La otra tarde me puse a releer a Santa Teresa. No conozco a nadie –creyente o incrédulo– que, habiéndose aproximado sin prejuicios a la figura de Santa Teresa de Jesús, no haya caído subyugado ante ella. Creo que la razón de esta subyugación no es otra que su poderosísima, palpitante, desnuda humanidad; una humanidad tan en vilo, tan a flor de piel, que se hace celestial sin afectación. Santa Teresa fue, sin duda, una criatura excepcional, adornada de virtudes sin cuento; pero fue, antes que nada, una criatura humanísima, llena de ímpetu y entusiasmo, llena de franqueza y gracejo personal, llena de una cautivadora y bulliciosa alegría interior (que, como mujer humanísima que era, a veces también tenía sus desfallecimientos melancólicos), llena de Dios por los cuatro costados, henchida y restallante de Dios, como las sábanas que se colgaban de los tendederos estaban henchidas y restallantes del aire de la mañana. Hay en ella un sentido matinal, candeal, sabrosísimo de Dios: Dios se hace hogaza recién salida del horno en el corazón de Santa Teresa; y se comunica, como una nutritiva fragancia, a quienes a ella se acercan.
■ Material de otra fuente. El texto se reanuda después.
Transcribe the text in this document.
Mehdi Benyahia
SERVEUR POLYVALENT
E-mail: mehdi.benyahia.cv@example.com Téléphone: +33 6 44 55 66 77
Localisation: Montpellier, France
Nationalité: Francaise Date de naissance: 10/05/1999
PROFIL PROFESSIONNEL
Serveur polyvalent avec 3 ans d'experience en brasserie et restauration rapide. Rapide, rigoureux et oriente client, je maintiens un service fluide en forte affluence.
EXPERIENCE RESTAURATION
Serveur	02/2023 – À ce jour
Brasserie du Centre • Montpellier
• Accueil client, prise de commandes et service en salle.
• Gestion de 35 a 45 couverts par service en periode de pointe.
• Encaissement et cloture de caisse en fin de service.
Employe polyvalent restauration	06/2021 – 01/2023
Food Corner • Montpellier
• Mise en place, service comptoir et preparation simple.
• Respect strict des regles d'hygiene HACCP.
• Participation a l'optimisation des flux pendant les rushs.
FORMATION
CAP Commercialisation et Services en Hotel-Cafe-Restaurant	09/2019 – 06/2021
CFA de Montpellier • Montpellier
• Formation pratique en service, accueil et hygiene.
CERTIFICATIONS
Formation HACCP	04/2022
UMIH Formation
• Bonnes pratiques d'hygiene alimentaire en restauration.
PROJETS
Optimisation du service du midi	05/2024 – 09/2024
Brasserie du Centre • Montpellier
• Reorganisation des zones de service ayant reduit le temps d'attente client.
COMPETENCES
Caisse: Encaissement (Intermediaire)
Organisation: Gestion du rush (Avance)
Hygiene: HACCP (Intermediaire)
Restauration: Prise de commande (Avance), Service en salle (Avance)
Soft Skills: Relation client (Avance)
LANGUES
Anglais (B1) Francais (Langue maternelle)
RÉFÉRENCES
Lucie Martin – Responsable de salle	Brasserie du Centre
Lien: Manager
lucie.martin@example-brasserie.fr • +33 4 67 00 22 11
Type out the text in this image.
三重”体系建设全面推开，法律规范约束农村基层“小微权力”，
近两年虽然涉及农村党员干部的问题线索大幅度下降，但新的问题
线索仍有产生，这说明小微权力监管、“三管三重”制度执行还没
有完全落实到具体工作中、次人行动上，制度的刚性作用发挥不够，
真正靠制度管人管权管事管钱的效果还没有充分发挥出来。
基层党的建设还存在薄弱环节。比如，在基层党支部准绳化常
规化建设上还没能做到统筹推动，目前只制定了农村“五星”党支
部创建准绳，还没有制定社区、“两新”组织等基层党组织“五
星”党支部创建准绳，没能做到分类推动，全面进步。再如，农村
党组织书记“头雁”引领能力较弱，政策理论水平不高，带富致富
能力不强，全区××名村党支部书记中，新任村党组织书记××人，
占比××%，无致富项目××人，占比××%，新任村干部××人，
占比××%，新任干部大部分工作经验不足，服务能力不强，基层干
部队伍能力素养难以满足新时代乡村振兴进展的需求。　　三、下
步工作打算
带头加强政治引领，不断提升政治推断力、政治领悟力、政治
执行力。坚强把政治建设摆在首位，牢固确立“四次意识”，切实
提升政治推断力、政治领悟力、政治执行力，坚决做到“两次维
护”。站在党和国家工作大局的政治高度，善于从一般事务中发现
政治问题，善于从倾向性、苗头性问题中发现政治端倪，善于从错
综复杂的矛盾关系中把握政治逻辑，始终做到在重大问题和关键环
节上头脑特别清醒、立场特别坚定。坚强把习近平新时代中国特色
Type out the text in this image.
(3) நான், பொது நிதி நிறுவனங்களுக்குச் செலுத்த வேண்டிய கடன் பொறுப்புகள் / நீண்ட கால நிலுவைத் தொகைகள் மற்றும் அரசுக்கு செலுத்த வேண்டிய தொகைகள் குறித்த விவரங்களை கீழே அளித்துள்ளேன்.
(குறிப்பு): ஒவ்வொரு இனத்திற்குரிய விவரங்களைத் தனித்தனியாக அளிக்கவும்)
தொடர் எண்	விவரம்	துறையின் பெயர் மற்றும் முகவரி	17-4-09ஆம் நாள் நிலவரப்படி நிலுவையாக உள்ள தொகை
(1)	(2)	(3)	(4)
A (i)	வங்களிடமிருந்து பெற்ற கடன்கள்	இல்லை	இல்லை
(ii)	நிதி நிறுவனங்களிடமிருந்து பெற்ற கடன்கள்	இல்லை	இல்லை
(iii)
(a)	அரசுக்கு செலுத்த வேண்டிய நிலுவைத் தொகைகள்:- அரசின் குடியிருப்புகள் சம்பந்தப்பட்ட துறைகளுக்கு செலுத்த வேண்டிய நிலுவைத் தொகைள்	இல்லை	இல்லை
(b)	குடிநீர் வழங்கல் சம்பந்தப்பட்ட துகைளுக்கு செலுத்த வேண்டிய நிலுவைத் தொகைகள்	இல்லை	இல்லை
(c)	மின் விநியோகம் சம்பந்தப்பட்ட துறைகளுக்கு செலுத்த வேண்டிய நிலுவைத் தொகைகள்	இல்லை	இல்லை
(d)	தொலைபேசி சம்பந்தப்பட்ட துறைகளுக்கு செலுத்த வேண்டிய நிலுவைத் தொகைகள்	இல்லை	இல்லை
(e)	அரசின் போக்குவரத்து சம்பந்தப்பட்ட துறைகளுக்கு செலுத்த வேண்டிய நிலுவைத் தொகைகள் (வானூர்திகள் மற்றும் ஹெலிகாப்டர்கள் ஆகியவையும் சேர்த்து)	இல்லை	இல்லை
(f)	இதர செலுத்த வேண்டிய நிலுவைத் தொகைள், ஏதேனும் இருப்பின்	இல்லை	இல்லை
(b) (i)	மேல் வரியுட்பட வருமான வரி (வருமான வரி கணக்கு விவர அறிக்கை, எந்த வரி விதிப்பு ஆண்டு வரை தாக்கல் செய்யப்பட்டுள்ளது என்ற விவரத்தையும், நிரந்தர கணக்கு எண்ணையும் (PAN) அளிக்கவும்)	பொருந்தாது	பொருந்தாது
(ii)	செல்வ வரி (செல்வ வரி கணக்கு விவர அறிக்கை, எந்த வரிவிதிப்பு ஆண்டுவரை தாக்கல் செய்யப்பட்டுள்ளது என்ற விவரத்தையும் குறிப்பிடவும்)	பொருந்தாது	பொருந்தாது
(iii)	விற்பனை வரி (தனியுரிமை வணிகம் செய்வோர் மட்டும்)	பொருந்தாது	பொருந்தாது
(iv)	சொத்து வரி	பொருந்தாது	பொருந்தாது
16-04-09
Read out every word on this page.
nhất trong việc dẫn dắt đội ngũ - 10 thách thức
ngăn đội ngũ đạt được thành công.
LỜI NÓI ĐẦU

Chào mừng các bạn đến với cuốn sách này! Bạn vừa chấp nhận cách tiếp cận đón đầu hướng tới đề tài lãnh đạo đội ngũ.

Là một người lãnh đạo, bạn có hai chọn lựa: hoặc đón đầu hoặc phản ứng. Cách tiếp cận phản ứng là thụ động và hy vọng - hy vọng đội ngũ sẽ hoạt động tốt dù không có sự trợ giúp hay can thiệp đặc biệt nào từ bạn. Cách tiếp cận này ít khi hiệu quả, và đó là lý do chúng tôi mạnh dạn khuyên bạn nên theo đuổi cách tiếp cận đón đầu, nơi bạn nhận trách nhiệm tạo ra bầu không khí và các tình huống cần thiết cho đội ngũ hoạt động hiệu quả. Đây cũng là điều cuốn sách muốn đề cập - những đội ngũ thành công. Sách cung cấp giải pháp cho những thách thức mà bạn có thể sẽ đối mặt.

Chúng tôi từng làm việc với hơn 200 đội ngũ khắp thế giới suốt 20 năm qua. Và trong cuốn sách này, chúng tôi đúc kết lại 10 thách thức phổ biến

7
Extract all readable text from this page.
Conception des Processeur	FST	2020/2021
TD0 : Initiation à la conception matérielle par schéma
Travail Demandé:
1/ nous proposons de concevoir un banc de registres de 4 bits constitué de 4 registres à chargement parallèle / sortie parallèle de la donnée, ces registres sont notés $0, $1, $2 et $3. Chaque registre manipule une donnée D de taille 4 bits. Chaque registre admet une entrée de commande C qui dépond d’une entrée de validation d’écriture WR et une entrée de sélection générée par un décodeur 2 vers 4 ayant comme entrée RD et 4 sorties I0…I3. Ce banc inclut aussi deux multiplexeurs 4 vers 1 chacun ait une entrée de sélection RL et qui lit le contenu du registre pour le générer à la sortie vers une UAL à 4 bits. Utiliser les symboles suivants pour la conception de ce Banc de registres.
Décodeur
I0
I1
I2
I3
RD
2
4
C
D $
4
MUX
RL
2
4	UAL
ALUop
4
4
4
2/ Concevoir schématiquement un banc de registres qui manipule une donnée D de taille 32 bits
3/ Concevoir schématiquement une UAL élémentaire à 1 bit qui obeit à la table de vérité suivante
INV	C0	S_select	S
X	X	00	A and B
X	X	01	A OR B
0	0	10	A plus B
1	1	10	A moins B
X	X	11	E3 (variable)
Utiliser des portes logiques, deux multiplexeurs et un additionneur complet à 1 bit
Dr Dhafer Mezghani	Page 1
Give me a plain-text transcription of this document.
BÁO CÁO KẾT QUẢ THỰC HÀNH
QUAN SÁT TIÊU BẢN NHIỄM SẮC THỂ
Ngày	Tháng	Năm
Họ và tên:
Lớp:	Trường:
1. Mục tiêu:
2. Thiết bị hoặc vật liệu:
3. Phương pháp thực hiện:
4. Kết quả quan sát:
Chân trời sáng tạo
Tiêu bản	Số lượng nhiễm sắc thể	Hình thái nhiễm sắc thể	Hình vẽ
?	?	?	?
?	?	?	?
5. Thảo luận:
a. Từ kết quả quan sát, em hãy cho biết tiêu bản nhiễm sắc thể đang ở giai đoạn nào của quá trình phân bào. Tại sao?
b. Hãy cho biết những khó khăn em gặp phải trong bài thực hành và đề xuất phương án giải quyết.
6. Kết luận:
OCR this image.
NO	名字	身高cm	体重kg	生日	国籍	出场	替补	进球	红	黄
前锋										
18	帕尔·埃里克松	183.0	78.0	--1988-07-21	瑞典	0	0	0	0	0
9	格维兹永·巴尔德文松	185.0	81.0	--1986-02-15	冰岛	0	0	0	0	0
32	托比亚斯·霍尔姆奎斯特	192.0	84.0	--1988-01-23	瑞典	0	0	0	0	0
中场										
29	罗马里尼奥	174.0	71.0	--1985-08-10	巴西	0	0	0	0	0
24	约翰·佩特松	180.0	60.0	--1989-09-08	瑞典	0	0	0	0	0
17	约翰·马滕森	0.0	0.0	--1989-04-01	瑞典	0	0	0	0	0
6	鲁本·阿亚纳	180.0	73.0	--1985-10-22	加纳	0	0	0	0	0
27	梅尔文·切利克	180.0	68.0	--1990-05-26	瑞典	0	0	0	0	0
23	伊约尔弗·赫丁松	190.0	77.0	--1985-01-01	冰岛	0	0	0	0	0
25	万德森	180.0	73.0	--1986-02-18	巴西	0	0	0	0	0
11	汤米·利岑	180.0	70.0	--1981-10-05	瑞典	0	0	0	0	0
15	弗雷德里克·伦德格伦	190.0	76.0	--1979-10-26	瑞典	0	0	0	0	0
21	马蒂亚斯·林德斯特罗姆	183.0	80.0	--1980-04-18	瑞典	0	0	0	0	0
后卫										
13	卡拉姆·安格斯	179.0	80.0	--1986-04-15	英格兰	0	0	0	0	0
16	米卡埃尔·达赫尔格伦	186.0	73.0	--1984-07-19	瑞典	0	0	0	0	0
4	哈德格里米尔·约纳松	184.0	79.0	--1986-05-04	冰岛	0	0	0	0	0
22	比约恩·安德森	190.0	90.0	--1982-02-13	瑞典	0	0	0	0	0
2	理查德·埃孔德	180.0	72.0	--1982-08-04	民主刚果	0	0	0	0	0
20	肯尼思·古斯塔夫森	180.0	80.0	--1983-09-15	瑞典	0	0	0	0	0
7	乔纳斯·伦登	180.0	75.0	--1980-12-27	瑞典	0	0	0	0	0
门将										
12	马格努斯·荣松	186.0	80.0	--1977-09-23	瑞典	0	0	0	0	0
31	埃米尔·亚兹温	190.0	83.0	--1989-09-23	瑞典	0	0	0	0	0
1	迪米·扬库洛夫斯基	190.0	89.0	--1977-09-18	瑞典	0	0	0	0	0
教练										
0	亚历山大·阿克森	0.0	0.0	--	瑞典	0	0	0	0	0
Paradójicamente, este ‘engolfarse de Dios’, este alzarse hasta Dios no lo logra Teresa desprendiéndose de su humanidad, sino recogiéndose en ella, para que su humanísima vida sea el nido donde se entable esa ‘conversación’ divina. Cuanto más descaradamente mística es Teresa, más desaforadamente humana también: la mujer atravesada por un dardo candente que la abrasa de amor divino es también la mujer que mete en vereda a los arrieros que la acompañan en sus fundaciones, reprendiéndolos cada vez que sueltan una palabra gruesa; la mujer que logra desposarse con Cristo –como un arroyito entrando en el mar, como una pieza donde la luz de dos ventanas se funde en una sola– es también la mujer que escribe coplas para ‘exorcizar’ los piojos del sayal carmelita; la mujer que tiene arrobos y visiones es la mujer que trajina en la cocina o se entiende con picaruelos como Alonso de Andrada, un estudiante pobre que le encontrará casa en Toledo para fundar. Quiero decir que la mayor intimidad con Dios supone en Teresa alejamiento del mundo (si entendemos ‘mundo’ como enemigo del alma), pero nunca renuncia a su propia humanidad ni alejamiento de la humanidad del prójimo; por el contrario, la contemplación de Dios le enseña también a contemplar mejor a los hombres, a perdonar sus mezquindades, a templar sus pasiones, a abrazar sus dolores. Y a espolvorearlo todo con un sentido del humor único, que echa a barato las contrariedades y encuentra siempre motivos de gozo en la dificultad.
No se ha estudiado debidamente el sentido del humor teresiano, que es en parte bobería fingida (¡y qué bien sabía hacerse la boba cuando le conviene!) y en parte sorna dicha en sordina, con mucha humildad, mas no por ello con menor eficacia. En todas sus batallas, lo mismo con clérigos cerriles que tratan de imponerle mandatos irracionales que con los nobles que pretenden mangonear su reforma, Teresa emplea siempre un humor chispeante que acaba desarmando a sus detractores; y también un humor que le sirve a menudo para reírse de sí misma; e incluso para hacer bromas de Dios y con Dios.
Teresa entendió que la negación de uno mismo que exige la santidad es, al mismo tiempo, afirmación de lo más verdadero de uno mismo. Teresa se desprendió de sus lacras y de sus defectos para descubrir su naturaleza más verdadera, no para sepultarla; y, descubriéndose mejor a sí misma, alcanzó más plenamente la amistad de Dios, que nos quiere despojados pero nunca amputados. Y que desea que, en nuestro trato íntimo con Él, nada de nuestra humanidad quede asfixiado; ni siquiera nuestro gusto por la ironía. Muchos de sus contemporáneos no lo entendieron; y trataron de impedir su reforma con uñas y dientes, con las razones más variopintas y peregrinas. Su imaginación chispeante de gracia, su naturalidad desarmante, sus intuiciones llenas de una sabiduría honda escandalizaron a muchos hombres de su tiempo, que no soportaban –que no comprendían– su pasión acérrima, su entrega cordial, su orgulloso denuedo, tampoco su escritura, en la que nos describe las cosas más inefables como si nos hablase de las cosas más cotidianas, describiendo sus coloquios divinos con el mismo lenguaje que emplearía para describirnos un paseo por el campo o una receta de cocina.
Y así, leyéndola, se me vino la noche encima, tan callando. Me dio vergüenza encender las lámparas, para no espantar la dulzura de aquel momento.